I've got a 2-part problem to solve, in which there is some syntax that I don't recognize. It looks like this: Let $$ \Psi: [-1,1]^2 \mapsto \mathbb{R}^3, \Psi(u,v) := ( u-\frac{u^3}{3}+uv^2, v-\frac{v^3}{3}+vu^2, u^2-v^2 ) $$ 1) Calculate the Normal $N$, which I got to be:
$$ N = \frac{\partial \Psi}{\partial u} \times \frac{\partial \Psi}{\partial u} = (-2(u+u^3), -2v(u^2+v^2+1), -2u^2v^2-u^4-v^4+1) $$
The second part of the problem is:
2) Let $\omega = i_N$ det be the volume form. Calculate the surface $\int_{\Psi} i_N$ det.
What does $i_N$ mean in this context? The normal is a line in $\mathbb{R}^3$, but in order for the integral to result in a surface, I assume that $i_N$ det, also must be a line?

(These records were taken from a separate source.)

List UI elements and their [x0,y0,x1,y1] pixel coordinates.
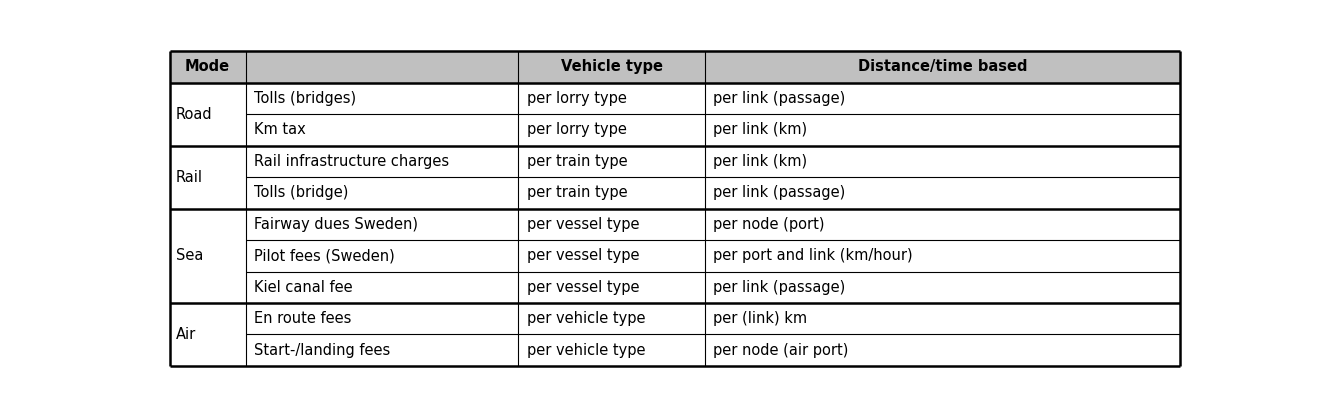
Text: per link (passage): per link (passage) [714,185,846,200]
Text: En route fees: En route fees [254,311,352,326]
Text: Sea: Sea [176,248,203,263]
Text: Start-/landing fees: Start-/landing fees [254,343,390,358]
Text: per node (port): per node (port) [714,217,824,232]
Text: Tolls (bridges): Tolls (bridges) [254,91,356,106]
Text: per lorry type: per lorry type [527,122,627,138]
Text: per link (passage): per link (passage) [714,280,846,295]
Text: per node (air port): per node (air port) [714,343,849,358]
Text: Vehicle type: Vehicle type [561,59,662,74]
Text: per link (km): per link (km) [714,122,807,138]
Text: per (link) km: per (link) km [714,311,807,326]
Text: per port and link (km/hour): per port and link (km/hour) [714,248,913,263]
Text: Kiel canal fee: Kiel canal fee [254,280,353,295]
Text: Pilot fees (Sweden): Pilot fees (Sweden) [254,248,394,263]
Bar [170,51,1180,83]
Text: Road: Road [176,107,212,121]
Text: Rail infrastructure charges: Rail infrastructure charges [254,154,449,169]
Text: Air: Air [176,327,196,342]
Text: Fairway dues Sweden): Fairway dues Sweden) [254,217,417,232]
Text: per vehicle type: per vehicle type [527,311,645,326]
Text: per link (passage): per link (passage) [714,91,846,106]
Text: per train type: per train type [527,185,627,200]
Bar [170,83,1180,366]
Text: per vessel type: per vessel type [527,248,639,263]
Text: per link (km): per link (km) [714,154,807,169]
Text: per vessel type: per vessel type [527,217,639,232]
Text: Rail: Rail [176,170,203,185]
Text: per vessel type: per vessel type [527,280,639,295]
Text: Distance/time based: Distance/time based [857,59,1027,74]
Text: per vehicle type: per vehicle type [527,343,645,358]
Text: Km tax: Km tax [254,122,306,138]
Text: per lorry type: per lorry type [527,91,627,106]
Text: Mode: Mode [186,59,230,74]
Text: Tolls (bridge): Tolls (bridge) [254,185,348,200]
Text: per train type: per train type [527,154,627,169]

Here $\det = dx \wedge dy \wedge dz$ is the volume form of $\mathbb R^3.$ The name comes from the triple product formula $$(dx \wedge dy \wedge dz)(u,v,w) = (u \times v) \cdot w = \det \left[ u \; v \; w \right].$$
The interior product $i_N \det$ is the two-form resulting from plugging the vector $N$ in to this three-form. Thus we have $$(i_N \det)(v,w) = (v \times w) \cdot N;$$
so when you integrate the two-form over the surface $\Psi(U)$ you get
$$ \int_{\Psi(U)} i_N \det = \int_{U} (\Psi_u \times \Psi_v) \cdot N\,du\,dv = \int_U |\Psi_u \times \Psi_v|du\,dv$$ since $N$ is just the unit-length normalization of $\Psi_u \times \Psi_v.$ This is the area formula from multivariable calculus, which is hopefully familiar.
(You didn't include the normalization of $N$ in your question, but it is necessary if you want this to give you the area.)